Monday, January 01, 2007

O futuro não virá em 2007


- E por que Patagônia?
- Não sei. Pela beleza árida, pela proximidade. Porque não quero ficar parado; minha lei de vida é achar que nunca terá bastado. Que sobra mais, que jamais chegarei a alcançar. Minha vontade precisa ser pequena perto da oferta de mundo. A vida tem que ser vivida com a convicção de que não será suficiente.
- Suficiente?
- Um universo infinito esperando por mim. As pessoas, que são sagradas, que encantam pela palavra, ou pelo gesto desconhecido. O "pode ser", um verbo na condicional... Dependo das minhas incertezas.
- Mas você não pode ver isso tudo de onde você está?
- Comentei uma vez: sempre estaria melhor em algum outro lugar.
- Na Patagônia?
- Por ora, sim. Mas logo haverá alguém me esperando numa estação em Tartu. Numa tarde de sol, aflita, modificada pelo tempo que não deixa de passar.
- Você pensa em ficar em algum lugar?
- Prefiro pensar que os lugares, e as pessoas, ficarão em mim.
- Você não respondeu: dá para ser novo, sendo diferente, sem sair do lugar?

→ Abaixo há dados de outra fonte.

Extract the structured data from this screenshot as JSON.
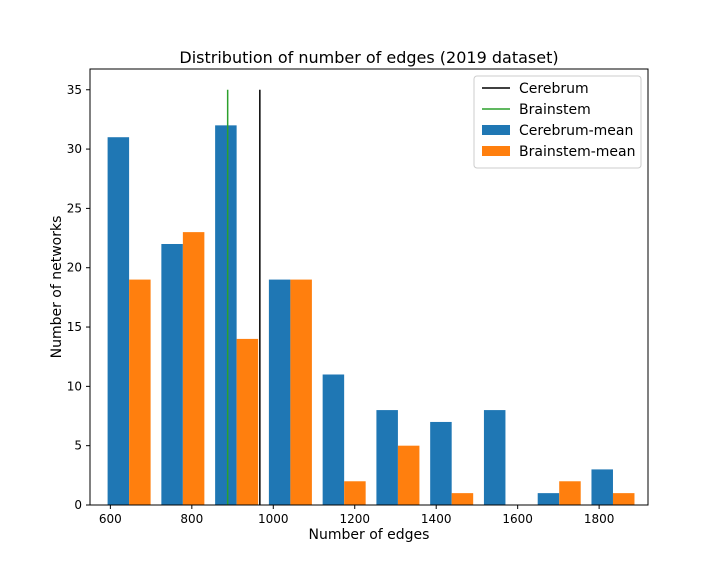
{
  "chart_data": {
    "type": "bar",
    "title": "Distribution of number of edges (2019 dataset)",
    "xlabel": "Number of edges",
    "ylabel": "Number of networks",
    "xlim": [
      550,
      1920
    ],
    "ylim": [
      0,
      36.75
    ],
    "x_ticks": [
      600,
      800,
      1000,
      1200,
      1400,
      1600,
      1800
    ],
    "y_ticks": [
      0,
      5,
      10,
      15,
      20,
      25,
      30,
      35
    ],
    "bin_edges": [
      580,
      712,
      844,
      976,
      1108,
      1240,
      1372,
      1504,
      1636,
      1768,
      1900
    ],
    "series": [
      {
        "name": "Cerebrum-mean",
        "color": "#1f77b4",
        "values": [
          31,
          22,
          32,
          19,
          11,
          8,
          7,
          8,
          1,
          3
        ]
      },
      {
        "name": "Brainstem-mean",
        "color": "#ff7f0e",
        "values": [
          19,
          23,
          14,
          19,
          2,
          5,
          1,
          0,
          2,
          1
        ]
      }
    ],
    "vlines": [
      {
        "name": "Cerebrum",
        "x": 967,
        "y_top": 35,
        "color": "#000000"
      },
      {
        "name": "Brainstem",
        "x": 888,
        "y_top": 35,
        "color": "#2ca02c"
      }
    ],
    "legend": {
      "position": "top-right",
      "entries": [
        {
          "label": "Cerebrum",
          "kind": "line",
          "color": "#000000"
        },
        {
          "label": "Brainstem",
          "kind": "line",
          "color": "#2ca02c"
        },
        {
          "label": "Cerebrum-mean",
          "kind": "patch",
          "color": "#1f77b4"
        },
        {
          "label": "Brainstem-mean",
          "kind": "patch",
          "color": "#ff7f0e"
        }
      ]
    },
    "grid": false
  }
}
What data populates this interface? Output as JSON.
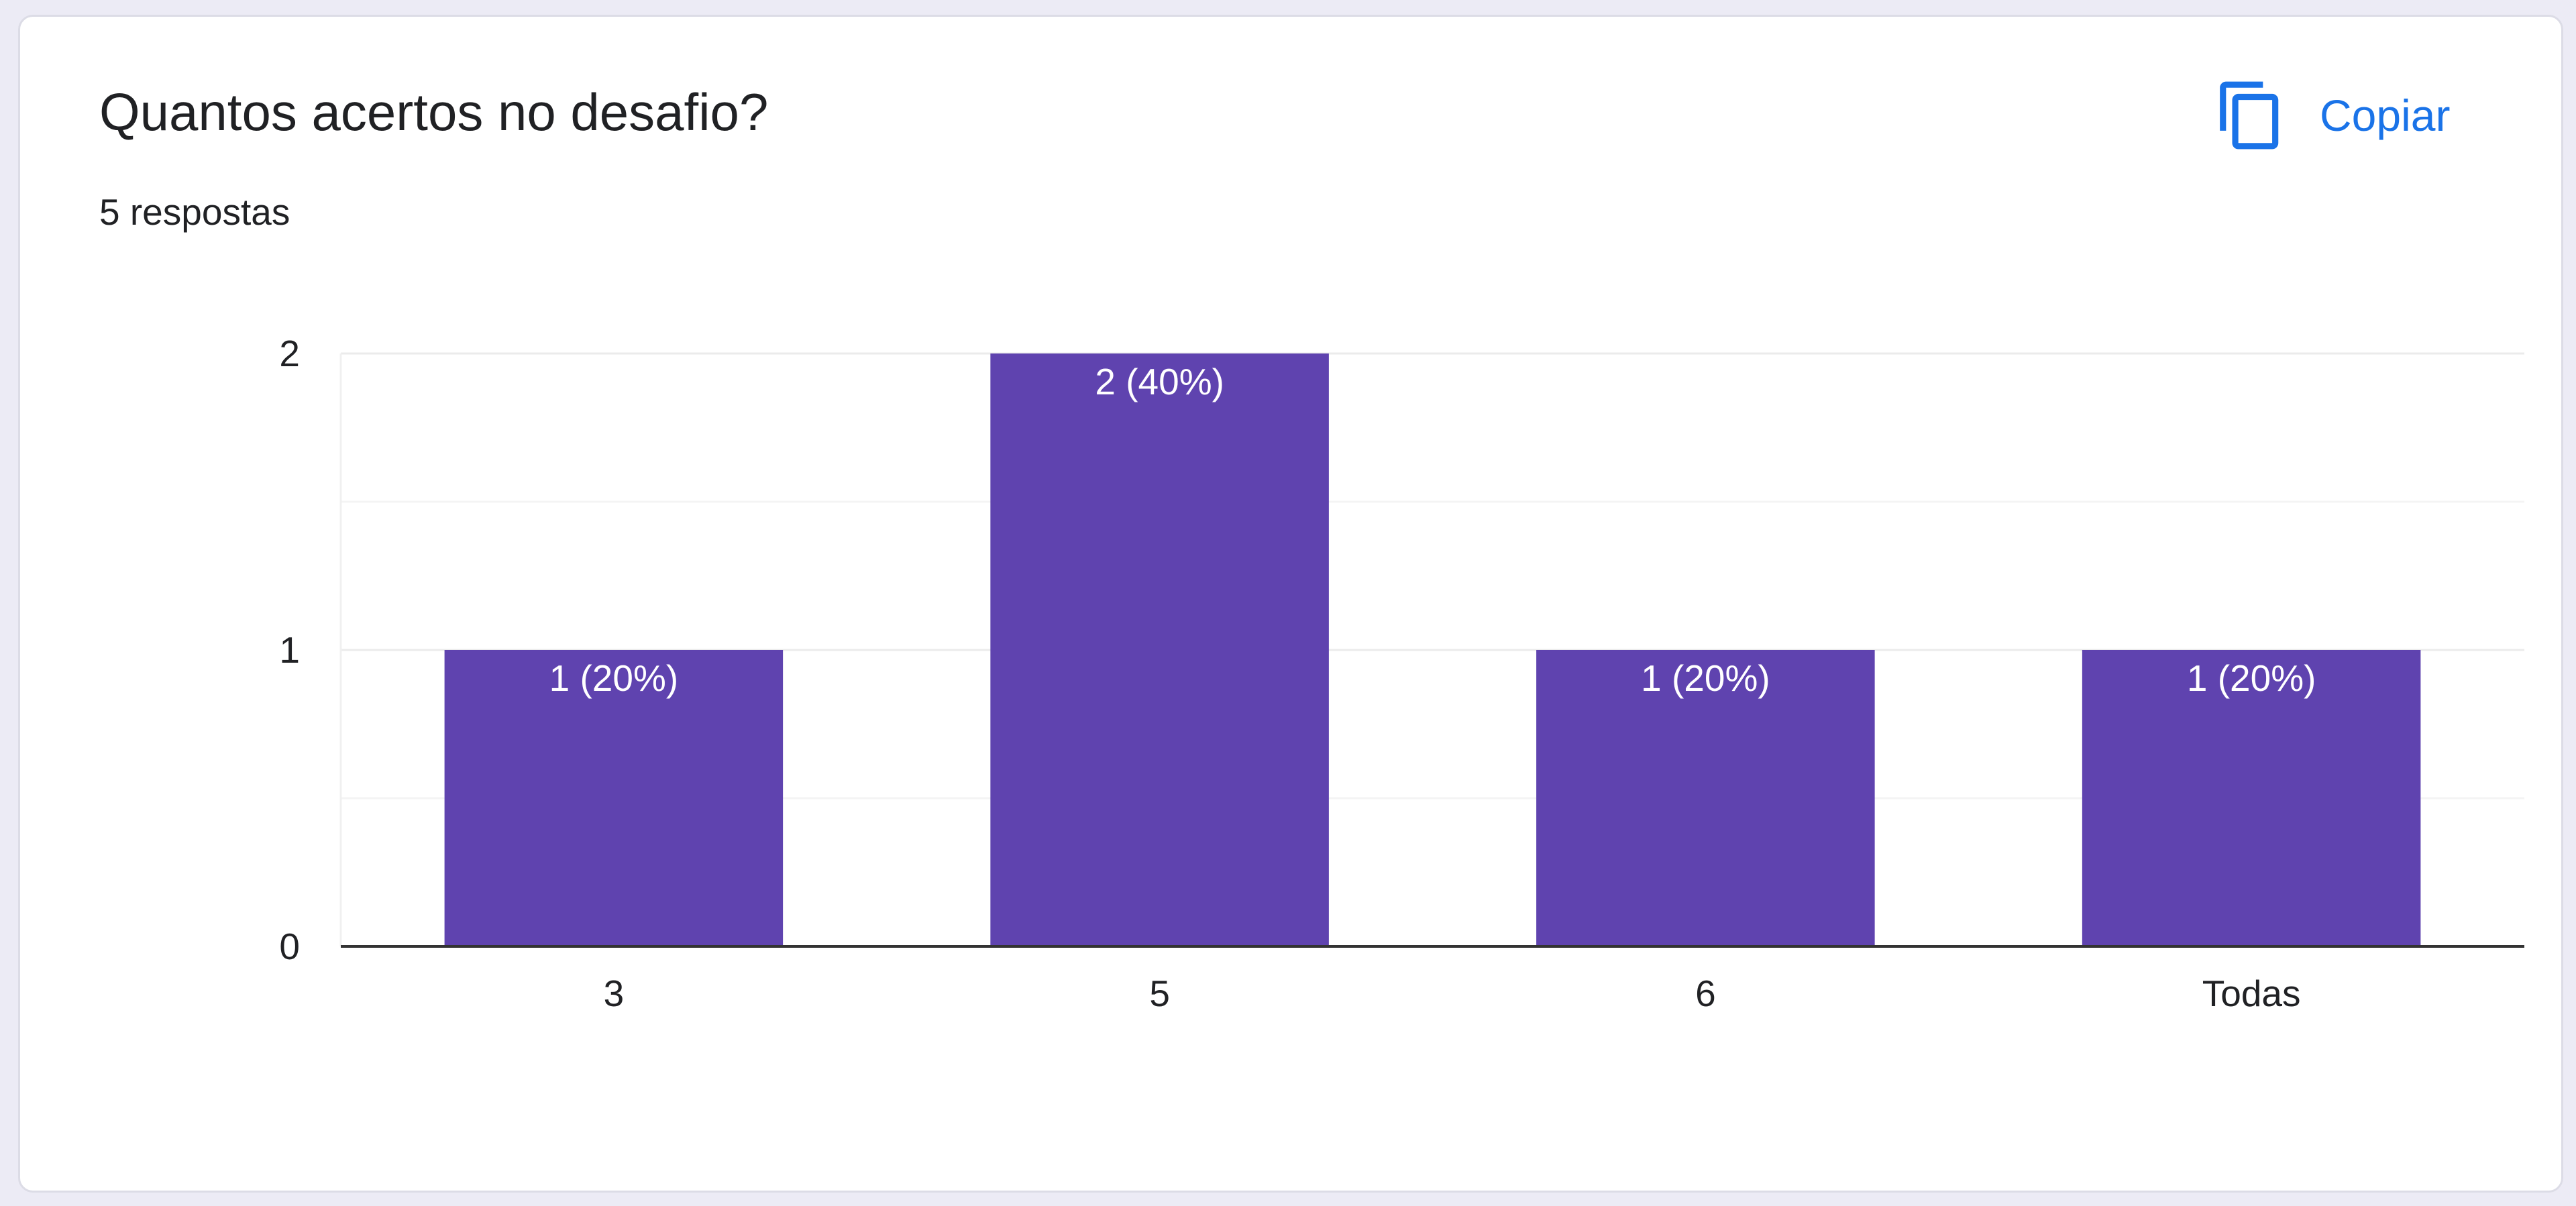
{
  "question": {
    "title": "Quantos acertos no desafio?",
    "responses": "5 respostas"
  },
  "copy_button": {
    "label": "Copiar",
    "icon": "copy-icon"
  },
  "colors": {
    "bar": "#5f43af",
    "accent": "#1a73e8",
    "grid": "#ebebeb",
    "axis": "#333333"
  },
  "chart_data": {
    "type": "bar",
    "categories": [
      "3",
      "5",
      "6",
      "Todas"
    ],
    "values": [
      1,
      2,
      1,
      1
    ],
    "data_labels": [
      "1 (20%)",
      "2 (40%)",
      "1 (20%)",
      "1 (20%)"
    ],
    "y_ticks": [
      "0",
      "1",
      "2"
    ],
    "ylim": [
      0,
      2
    ],
    "grid": true,
    "title": "",
    "xlabel": "",
    "ylabel": ""
  }
}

- Já vi gente tentar. Eu mesmo. Não sei... A gente desiste, por medo de chamar a atenção. E fracassar.
- Não entendo.
- Entende, sim. Pode parecer distante, mas preferimos estar com os outros, como os outros, porque, de alguma forma, são aposta de uma espécie que quer durar. Em grupo, no abrigo do número, fica menor o medo de continuar. Poucos indivíduos suportam a responsabilidade sobre um futuro incerto e diferente.
- Mesmo?
- A mutação, tão bonita pelo anúncio da espécie nova, quando falha, paga preço alto, que é a própria sobrevivência.
- Não queremos o risco de provar a diferença?

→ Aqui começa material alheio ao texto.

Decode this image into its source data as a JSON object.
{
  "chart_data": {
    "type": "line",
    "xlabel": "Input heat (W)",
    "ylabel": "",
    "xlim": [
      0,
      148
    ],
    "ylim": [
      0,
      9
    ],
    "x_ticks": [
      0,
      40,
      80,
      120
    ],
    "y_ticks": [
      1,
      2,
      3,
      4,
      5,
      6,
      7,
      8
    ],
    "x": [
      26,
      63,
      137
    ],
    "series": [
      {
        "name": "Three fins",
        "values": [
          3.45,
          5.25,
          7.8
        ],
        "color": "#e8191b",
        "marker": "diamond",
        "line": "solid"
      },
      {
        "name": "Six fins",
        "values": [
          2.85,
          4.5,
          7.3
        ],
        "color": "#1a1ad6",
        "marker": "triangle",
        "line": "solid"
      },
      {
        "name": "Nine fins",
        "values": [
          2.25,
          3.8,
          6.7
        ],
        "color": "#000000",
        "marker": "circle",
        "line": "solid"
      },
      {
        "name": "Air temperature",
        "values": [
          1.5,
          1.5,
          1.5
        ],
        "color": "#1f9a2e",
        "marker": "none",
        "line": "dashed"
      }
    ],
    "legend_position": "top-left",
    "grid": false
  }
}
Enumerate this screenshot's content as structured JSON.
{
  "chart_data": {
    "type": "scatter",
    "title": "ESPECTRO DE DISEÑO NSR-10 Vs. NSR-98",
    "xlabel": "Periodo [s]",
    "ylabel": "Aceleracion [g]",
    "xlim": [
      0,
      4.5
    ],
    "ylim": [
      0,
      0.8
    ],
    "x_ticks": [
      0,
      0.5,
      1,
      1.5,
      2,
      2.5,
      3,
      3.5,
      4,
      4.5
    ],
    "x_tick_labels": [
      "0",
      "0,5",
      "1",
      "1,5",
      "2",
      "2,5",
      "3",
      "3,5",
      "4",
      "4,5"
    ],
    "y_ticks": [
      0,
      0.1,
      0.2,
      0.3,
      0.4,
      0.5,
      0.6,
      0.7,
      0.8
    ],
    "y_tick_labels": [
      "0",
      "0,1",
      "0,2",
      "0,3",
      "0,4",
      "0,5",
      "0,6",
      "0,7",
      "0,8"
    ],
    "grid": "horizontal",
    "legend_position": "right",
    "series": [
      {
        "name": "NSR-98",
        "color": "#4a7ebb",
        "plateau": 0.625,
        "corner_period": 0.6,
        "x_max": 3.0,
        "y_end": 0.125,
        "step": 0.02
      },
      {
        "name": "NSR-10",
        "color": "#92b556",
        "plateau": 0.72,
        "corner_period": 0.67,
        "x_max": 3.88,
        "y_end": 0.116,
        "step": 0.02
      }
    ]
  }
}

- Não. Definitivamente. Igual aos outros, sofreremos, quando muito, como todos os outros. Juntos, à custa de muita dor, sorrimos, absolvidos pela insegurança que é de toda a espécie.
- Você acredita num homem do futuro?
- Acredito na Patagônia, no xale de cor diferente que existe ali. Acredito num tom de azul que toca a terra, avermelhada. Num dança circular, num pop seduzindo um pedaço de terra distante. Num piado que soa à novidade. Acredito que o homem do futuro, se houver, haverá para arriscar, para gritar e chorar em nome da própria independência. Esse homem, que você convoca do futuro, será mais homem na medida em que não matar outros homens pela necessidade de se autoperpetuar. O homem por vir agirá pela espécie, cada vez mais consciente. O amor prevalecerá sobre a paixão, e a história revogará o protagonismo da natureza.
- Você já conheceu um homem do futuro?
- Nenhum esforço meu me tirará da condição da vida no presente... Mas li a respeito, em ocasiões muito especiais. Por enquanto, homens assim só existem em nossa fantasia.
- Curioso: nascer mutação, nesse sentido, tem imensa poesia.